Haciendo un gran esfuerzo, logró incorporarse y sentarse en el borde de la cama. La habitación se movía. Amelie también estaba allí, ¿o acaso se estaba liando? Se puso de pie, se apoyó en la inclinación del techo y se acercó como pudo a la puerta. La abrió y avanzó a tientas por el pasillo. ¡Nunca había tenido una resaca así! En el cuarto de baño tuvo que sentarse para orinar, de lo contrario se habría caído. La camiseta apestaba a tabaco, sudor y vómito. Repugnante. Se levantó del retrete y se asustó al ver su rostro en el espejo. Los hematomas alrededor de los ojos habían bajado y formaban manchas violáceas y amarillas en las mejillas pálidas, sin afeitar. Parecía un zombi, y se sentía como si lo fuera. Pasos en el pasillo, una llamada a la puerta.

—¿Tobias?

Era su padre.

—Sí, pasa.

Abrió el grifo, se echó agua fría en las manos y bebió unos sorbos. Sabía fatal. La puerta se abrió, y desde el umbral su padre lo escudriñó preocupado.

—¿Cómo te encuentras?

Tobias se sentó de nuevo en la taza.

—Hecho polvo. —Tuvo que hacer un esfuerzo supremo para levantar la cabeza. Procuró mirar a su padre, pero la vista se le iba.
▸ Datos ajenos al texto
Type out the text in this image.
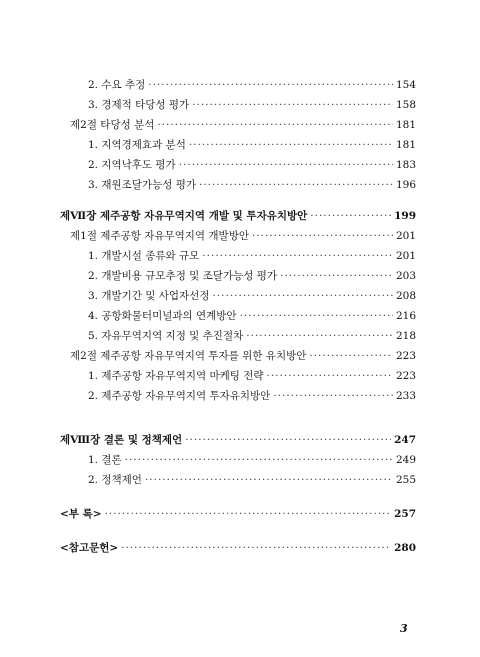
2. 수요 추정 ·····	154
3. 경제적 타당성 평가 ·····	158
제2절 타당성 분석 ·····	181
1. 지역경제효과 분석 ·····	181
2. 지역낙후도 평가 ·····	183
3. 재원조달가능성 평가 ·····	196
제Ⅶ장 제주공항 자유무역지역 개발 및 투자유치방안 ·····	199
제1절 제주공항 자유무역지역 개발방안 ·····	201
1. 개발시설 종류와 규모 ·····	201
2. 개발비용 규모추정 및 조달가능성 평가 ·····	203
3. 개발기간 및 사업자선정 ·····	208
4. 공항화물터미널과의 연계방안 ·····	216
5. 자유무역지역 지정 및 추진절차 ·····	218
제2절 제주공항 자유무역지역 투자를 위한 유치방안 ·····	223
1. 제주공항 자유무역지역 마케팅 전략 ·····	223
2. 제주공항 자유무역지역 투자유치방안 ·····	233
제Ⅷ장 결론 및 정책제언 ·····	247
1. 결론 ·····	249
2. 정책제언 ·····	255
<부 록> ·····	257
<참고문헌> ·····	280
3
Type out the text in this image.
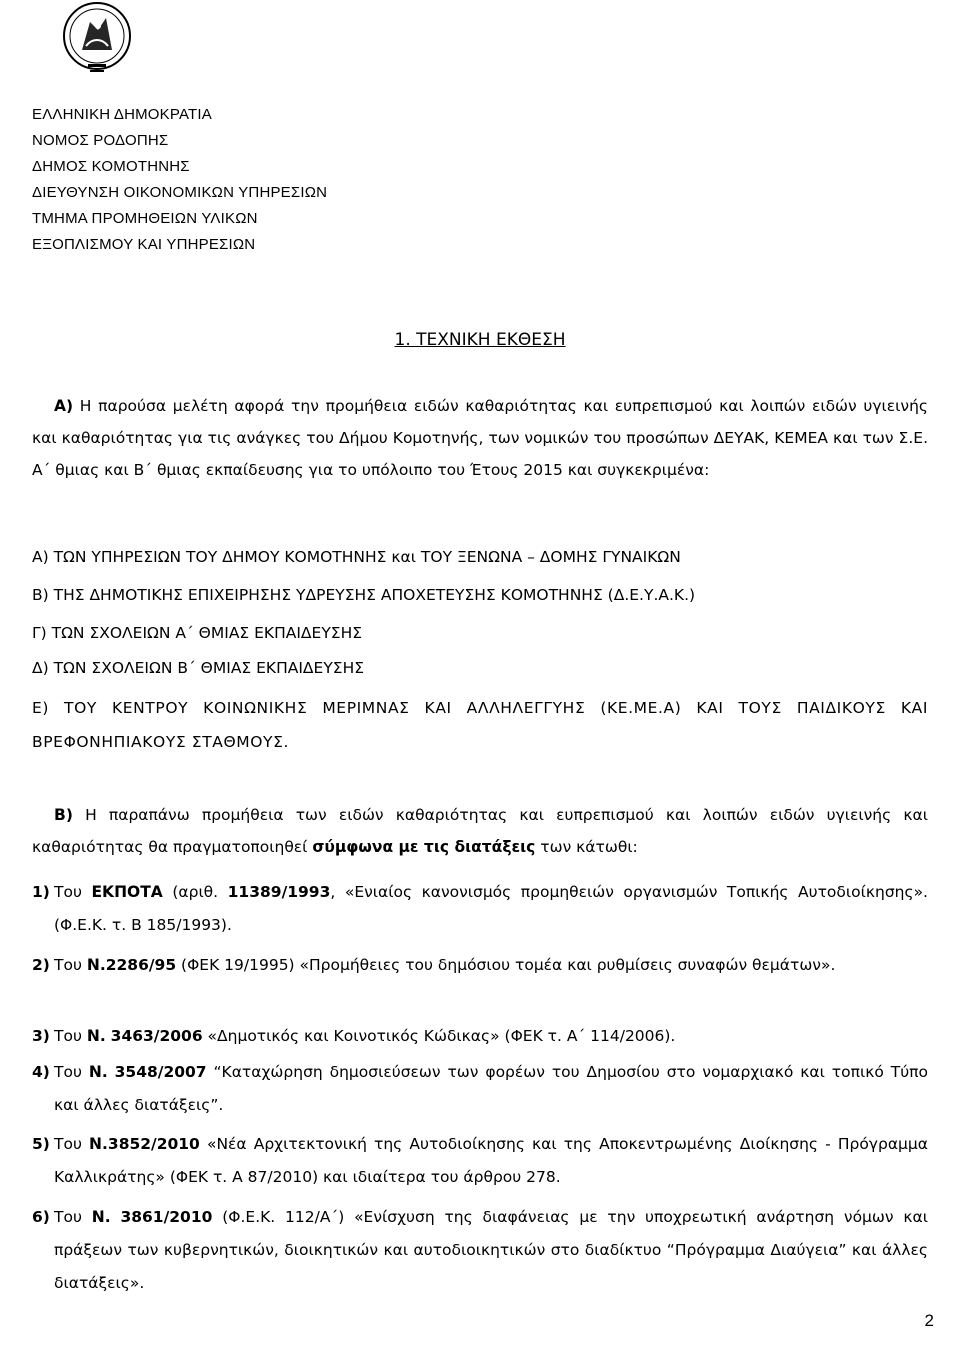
ΕΛΛΗΝΙΚΗ ΔΗΜΟΚΡΑΤΙΑ
ΝΟΜΟΣ ΡΟΔΟΠΗΣ
ΔΗΜΟΣ ΚΟΜΟΤΗΝΗΣ
ΔΙΕΥΘΥΝΣΗ ΟΙΚΟΝΟΜΙΚΩΝ ΥΠΗΡΕΣΙΩΝ
ΤΜΗΜΑ ΠΡΟΜΗΘΕΙΩΝ ΥΛΙΚΩΝ
ΕΞΟΠΛΙΣΜΟΥ ΚΑΙ ΥΠΗΡΕΣΙΩΝ
1. ΤΕΧΝΙΚΗ ΕΚΘΕΣΗ
Α) Η παρούσα μελέτη αφορά την προμήθεια ειδών καθαριότητας και ευπρεπισμού και λοιπών ειδών υγιεινής και καθαριότητας για τις ανάγκες του Δήμου Κομοτηνής, των νομικών του προσώπων ΔΕΥΑΚ, ΚΕΜΕΑ και των Σ.Ε. Α΄ θμιας και Β΄ θμιας εκπαίδευσης για το υπόλοιπο του Έτους 2015 και συγκεκριμένα:
Α) ΤΩΝ ΥΠΗΡΕΣΙΩΝ ΤΟΥ ΔΗΜΟΥ ΚΟΜΟΤΗΝΗΣ και ΤΟΥ ΞΕΝΩΝΑ – ΔΟΜΗΣ ΓΥΝΑΙΚΩΝ
Β) ΤΗΣ ΔΗΜΟΤΙΚΗΣ ΕΠΙΧΕΙΡΗΣΗΣ ΥΔΡΕΥΣΗΣ ΑΠΟΧΕΤΕΥΣΗΣ ΚΟΜΟΤΗΝΗΣ (Δ.Ε.Υ.Α.Κ.)
Γ) ΤΩΝ ΣΧΟΛΕΙΩΝ Α΄ ΘΜΙΑΣ ΕΚΠΑΙΔΕΥΣΗΣ
Δ) ΤΩΝ ΣΧΟΛΕΙΩΝ Β΄ ΘΜΙΑΣ ΕΚΠΑΙΔΕΥΣΗΣ
Ε) ΤΟΥ ΚΕΝΤΡΟΥ ΚΟΙΝΩΝΙΚΗΣ ΜΕΡΙΜΝΑΣ ΚΑΙ ΑΛΛΗΛΕΓΓΥΗΣ (ΚΕ.ΜΕ.Α) ΚΑΙ ΤΟΥΣ ΠΑΙΔΙΚΟΥΣ ΚΑΙ ΒΡΕΦΟΝΗΠΙΑΚΟΥΣ ΣΤΑΘΜΟΥΣ.
Β) Η παραπάνω προμήθεια των ειδών καθαριότητας και ευπρεπισμού και λοιπών ειδών υγιεινής και καθαριότητας θα πραγματοποιηθεί σύμφωνα με τις διατάξεις των κάτωθι:
1) Του ΕΚΠΟΤΑ (αριθ. 11389/1993, «Ενιαίος κανονισμός προμηθειών οργανισμών Τοπικής Αυτοδιοίκησης». (Φ.Ε.Κ. τ. Β 185/1993).
2) Του Ν.2286/95 (ΦΕΚ 19/1995) «Προμήθειες του δημόσιου τομέα και ρυθμίσεις συναφών θεμάτων».
3) Του Ν. 3463/2006 «Δημοτικός και Κοινοτικός Κώδικας» (ΦΕΚ τ. Α΄ 114/2006).
4) Του Ν. 3548/2007 “Καταχώρηση δημοσιεύσεων των φορέων του Δημοσίου στο νομαρχιακό και τοπικό Τύπο και άλλες διατάξεις”.
5) Του Ν.3852/2010 «Νέα Αρχιτεκτονική της Αυτοδιοίκησης και της Αποκεντρωμένης Διοίκησης - Πρόγραμμα Καλλικράτης» (ΦΕΚ τ. Α 87/2010) και ιδιαίτερα του άρθρου 278.
6) Του Ν. 3861/2010 (Φ.Ε.Κ. 112/Α΄) «Ενίσχυση της διαφάνειας με την υποχρεωτική ανάρτηση νόμων και πράξεων των κυβερνητικών, διοικητικών και αυτοδιοικητικών στο διαδίκτυο “Πρόγραμμα Διαύγεια” και άλλες διατάξεις».
2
Primero todo estaba muy cerca, y luego muy lejos—. ¿Qué hora es?

—Las tres y media de la tarde. Del domingo.

—Dios mío. —Tobias se rascó la cabeza—. Creo que no aguanto nada la bebida.

El recuerdo volvió, al menos en parte: Nadja había estado con él, arriba, en la linde del bosque, estuvieron hablando. Luego ella lo llevó a casa, porque tenía que ir urgentemente al aeropuerto. Pero ¿qué hizo él después? Jörg. Felix. El taller. El alcohol a tutiplén. Las chicas. Él no se sentía a gusto. ¿Por qué no? ¿Por qué había ido allí?

—Acaba de llamar el padre de Amelie Fröhlich —decía su padre. ¡Amelie! También había pasado algo con ella. ¡Ah, sí! Amelie quería contarle algo importante, pero entonces apareció Nadja y ella se fue—. Ayer no volvió a casa por la noche. —El tono perentorio de su padre hizo que lo escuchara—. Sus padres están preocupados y quieren llamar a la Policía.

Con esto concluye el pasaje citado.